Notwithstanding the termination of this Agreement, the Parties shall be required to carry out any provision hereof that contemplates performance subsequent to such termination, and such termination shall not affect any liability or other obligation that have accrued prior to such termination, including, but not limited to, any liability for loss or damage on account of a prior breach. Without limiting the generality of the foregoing, the Parties specifically agree that the rights and duties contemplated in Sections 2-5, 7, and 10-16 shall survive termination of this Agreement for any reason.
This Agreement may be amended only in a subsequent writing signed by each of the Parties hereto.
This Agreement may be executed in any number of identical counterparts, any and all of which may contain the signature of less than all the Parties hereto, and all of which may be construed together as but a single instrument.

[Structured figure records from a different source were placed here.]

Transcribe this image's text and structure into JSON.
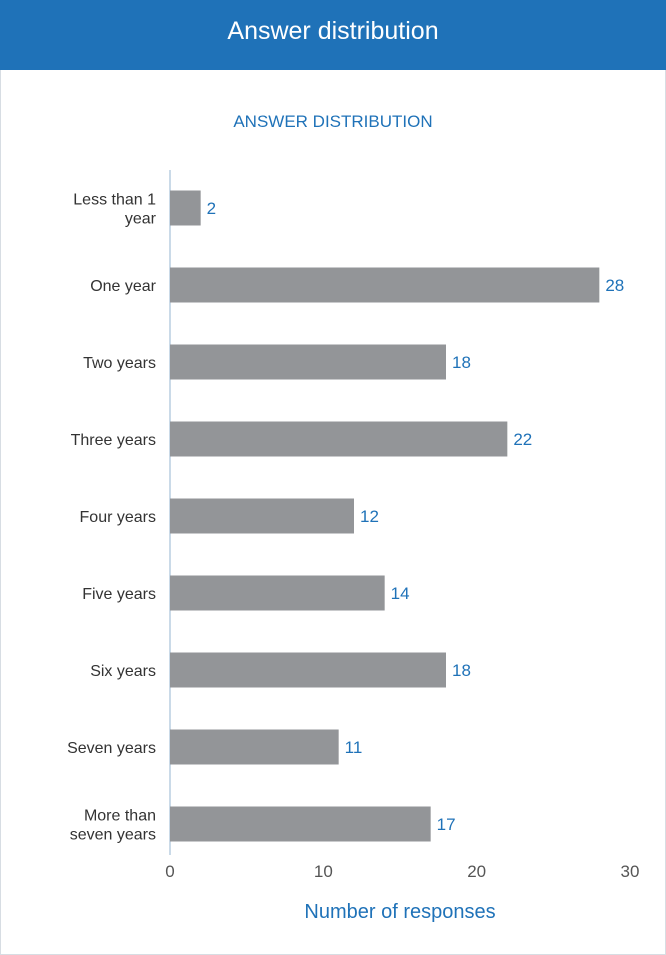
{
  "header": {
    "title": "Answer distribution"
  },
  "chart_data": {
    "type": "bar",
    "orientation": "horizontal",
    "title": "ANSWER DISTRIBUTION",
    "categories": [
      "Less than 1 year",
      "One year",
      "Two years",
      "Three years",
      "Four years",
      "Five years",
      "Six years",
      "Seven years",
      "More than seven years"
    ],
    "category_lines": [
      [
        "Less than 1",
        "year"
      ],
      [
        "One year"
      ],
      [
        "Two years"
      ],
      [
        "Three years"
      ],
      [
        "Four years"
      ],
      [
        "Five years"
      ],
      [
        "Six years"
      ],
      [
        "Seven years"
      ],
      [
        "More than",
        "seven years"
      ]
    ],
    "values": [
      2,
      28,
      18,
      22,
      12,
      14,
      18,
      11,
      17
    ],
    "xlabel": "Number of responses",
    "ylabel": "",
    "xlim": [
      0,
      30
    ],
    "xticks": [
      0,
      10,
      20,
      30
    ],
    "grid": false,
    "legend": "none",
    "colors": {
      "bar": "#939598",
      "value_label": "#1f72b8",
      "axis": "#b8cde0"
    }
  }
}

Signatures transmitted by commercial electronic signature method (e.g., Docusign), as emailed PDF copies, or by facsimile, or on-line indications of agreement through clicking an “I AGREE” box and typing in required information shall be binding as originals, and each Party hereby waives any defenses to the enforcement of the terms of this Agreement executed or agreed to in such ways.
Headings used herein are for convenience only and they do not alter, limit, expand or in any way affect the provisions hereof.
Whenever the context so requires, the singular shall include the plural and vice versa. All words and phrases shall be construed as masculine, feminine or neuter gender, according to the context. Whenever the term “include,” “including,” or “included” is used in this Agreement, it shall mean “including without limiting the generality of the foregoing”. The recitals contained in this Agreement are, and shall be construed to be, an integral part of this Agreement. A “business day” under this Agreement shall mean any day other than a Saturday, Sunday or a holiday under U.S., and/or Ohio law. Any period of time for an act or notice under this Agreement which ends or is on a day which is not a business day may be timely performed on the next following business day.